Tuesday March 5, 1861
Anderson reported that he had made an examination of his provisions and found that his supplies would be exhausted in about four to six weeks. Equally disconcerting, Anderson reported that he and his staff agreed that it would take a considerable land and naval force to relieve and reinforce the fort. He estimated it would take no less than "twenty thousand good and well-disciplined men."
Lincoln presented the information to General Winfield Scott for evaluation and received a gloomy response that evening.
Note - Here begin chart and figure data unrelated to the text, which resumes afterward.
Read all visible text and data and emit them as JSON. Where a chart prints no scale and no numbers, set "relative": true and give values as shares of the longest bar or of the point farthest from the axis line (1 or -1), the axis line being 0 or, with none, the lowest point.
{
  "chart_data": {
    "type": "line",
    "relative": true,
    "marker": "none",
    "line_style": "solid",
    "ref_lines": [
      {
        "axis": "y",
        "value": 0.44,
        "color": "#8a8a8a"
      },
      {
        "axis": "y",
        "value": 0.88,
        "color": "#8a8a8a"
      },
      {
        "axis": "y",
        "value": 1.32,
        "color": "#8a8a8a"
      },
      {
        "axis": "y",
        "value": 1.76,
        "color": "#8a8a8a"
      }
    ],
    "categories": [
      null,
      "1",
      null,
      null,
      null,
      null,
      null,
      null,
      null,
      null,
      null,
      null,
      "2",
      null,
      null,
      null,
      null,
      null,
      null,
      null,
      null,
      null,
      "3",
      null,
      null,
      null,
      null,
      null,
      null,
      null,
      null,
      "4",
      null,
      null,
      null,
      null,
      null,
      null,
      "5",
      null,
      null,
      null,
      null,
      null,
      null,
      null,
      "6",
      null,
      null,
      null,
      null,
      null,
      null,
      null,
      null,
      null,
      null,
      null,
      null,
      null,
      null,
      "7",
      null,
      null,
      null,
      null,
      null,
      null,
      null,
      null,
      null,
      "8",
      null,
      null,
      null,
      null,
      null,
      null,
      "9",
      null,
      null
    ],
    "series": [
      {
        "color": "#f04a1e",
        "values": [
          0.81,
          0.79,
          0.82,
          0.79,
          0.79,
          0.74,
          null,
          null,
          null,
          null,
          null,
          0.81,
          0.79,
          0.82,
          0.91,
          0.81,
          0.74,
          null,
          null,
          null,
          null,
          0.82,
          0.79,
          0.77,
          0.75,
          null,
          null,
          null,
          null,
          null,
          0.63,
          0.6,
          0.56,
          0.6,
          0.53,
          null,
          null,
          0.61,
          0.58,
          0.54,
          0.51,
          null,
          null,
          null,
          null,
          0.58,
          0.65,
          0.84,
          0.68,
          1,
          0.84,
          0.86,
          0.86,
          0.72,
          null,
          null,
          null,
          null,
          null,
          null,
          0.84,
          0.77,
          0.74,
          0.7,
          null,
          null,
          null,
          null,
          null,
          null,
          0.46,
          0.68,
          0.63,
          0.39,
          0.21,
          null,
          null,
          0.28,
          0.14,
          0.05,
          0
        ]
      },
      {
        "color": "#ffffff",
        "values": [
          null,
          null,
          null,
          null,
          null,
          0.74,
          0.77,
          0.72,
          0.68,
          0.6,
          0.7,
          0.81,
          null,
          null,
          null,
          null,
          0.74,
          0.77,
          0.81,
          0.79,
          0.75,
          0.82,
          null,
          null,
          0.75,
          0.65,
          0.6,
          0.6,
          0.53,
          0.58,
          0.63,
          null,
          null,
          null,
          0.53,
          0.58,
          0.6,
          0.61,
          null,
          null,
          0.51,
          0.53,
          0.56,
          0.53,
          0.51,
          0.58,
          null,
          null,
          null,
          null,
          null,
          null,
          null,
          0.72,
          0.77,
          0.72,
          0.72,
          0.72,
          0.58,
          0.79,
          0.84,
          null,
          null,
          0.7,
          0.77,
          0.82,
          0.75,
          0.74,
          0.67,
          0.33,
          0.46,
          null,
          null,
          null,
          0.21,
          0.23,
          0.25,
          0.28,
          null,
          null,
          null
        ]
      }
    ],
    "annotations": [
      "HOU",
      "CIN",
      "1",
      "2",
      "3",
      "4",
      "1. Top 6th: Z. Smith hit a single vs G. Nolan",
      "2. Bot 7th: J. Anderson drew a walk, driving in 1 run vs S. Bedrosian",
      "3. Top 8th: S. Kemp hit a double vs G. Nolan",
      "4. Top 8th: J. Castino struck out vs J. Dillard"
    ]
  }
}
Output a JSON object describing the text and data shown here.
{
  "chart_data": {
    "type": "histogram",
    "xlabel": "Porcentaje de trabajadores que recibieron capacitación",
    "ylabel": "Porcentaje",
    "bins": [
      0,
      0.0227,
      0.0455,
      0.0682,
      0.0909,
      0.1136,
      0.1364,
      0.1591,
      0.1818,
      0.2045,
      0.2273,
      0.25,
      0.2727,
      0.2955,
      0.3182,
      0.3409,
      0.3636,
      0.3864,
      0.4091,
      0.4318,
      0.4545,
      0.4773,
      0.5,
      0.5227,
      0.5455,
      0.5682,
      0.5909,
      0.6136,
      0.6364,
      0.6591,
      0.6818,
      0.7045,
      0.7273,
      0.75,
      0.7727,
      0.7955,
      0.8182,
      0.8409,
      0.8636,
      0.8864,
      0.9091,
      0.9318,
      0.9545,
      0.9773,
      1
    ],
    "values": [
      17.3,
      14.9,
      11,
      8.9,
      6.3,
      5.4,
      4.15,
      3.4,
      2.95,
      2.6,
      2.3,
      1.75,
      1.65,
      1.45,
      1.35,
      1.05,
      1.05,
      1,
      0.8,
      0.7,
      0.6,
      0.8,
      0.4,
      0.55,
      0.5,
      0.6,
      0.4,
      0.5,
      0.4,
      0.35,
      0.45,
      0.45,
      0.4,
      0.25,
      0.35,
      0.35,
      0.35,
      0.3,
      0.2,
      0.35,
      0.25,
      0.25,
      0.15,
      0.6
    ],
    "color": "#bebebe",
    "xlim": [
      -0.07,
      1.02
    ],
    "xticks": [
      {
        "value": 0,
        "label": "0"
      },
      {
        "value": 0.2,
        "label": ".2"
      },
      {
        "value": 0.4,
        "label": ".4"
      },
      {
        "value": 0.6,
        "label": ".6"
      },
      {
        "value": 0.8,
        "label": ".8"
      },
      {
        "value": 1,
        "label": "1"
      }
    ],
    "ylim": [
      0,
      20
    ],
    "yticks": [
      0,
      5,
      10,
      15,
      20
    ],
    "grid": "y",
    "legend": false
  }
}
Scott, who had earlier advised the reinforcement of Sumter, now stated that the time had passed to save the fort. "I now see no alternative but a surrender, in some weeks," Scott argued. "Evacuation seems almost inevitable . . . if, indeed, the worn out garrison be not assaulted & carried in the present week."
Scott also mentioned the existence of "something like a truce," which he also referred to as a "truce, or informal understanding," at Fort Pickens. It had been established by the Buchanan administration following the movement of federal troops to the fort from the mainland. Reinforcements remained aboard ship with orders not to land at the fort until "an attack shall be made by the secessionists."
Bibliography: Potter, Impending Crisis, p.. 570; Nicolay and Hay, Lincoln, pp. 376-79; Current, Lincoln and the First Shot, pp. 44-47; Joseph Holt to Lincoln, 5 March 1861, with remarks by Scott, Lincoln Papers.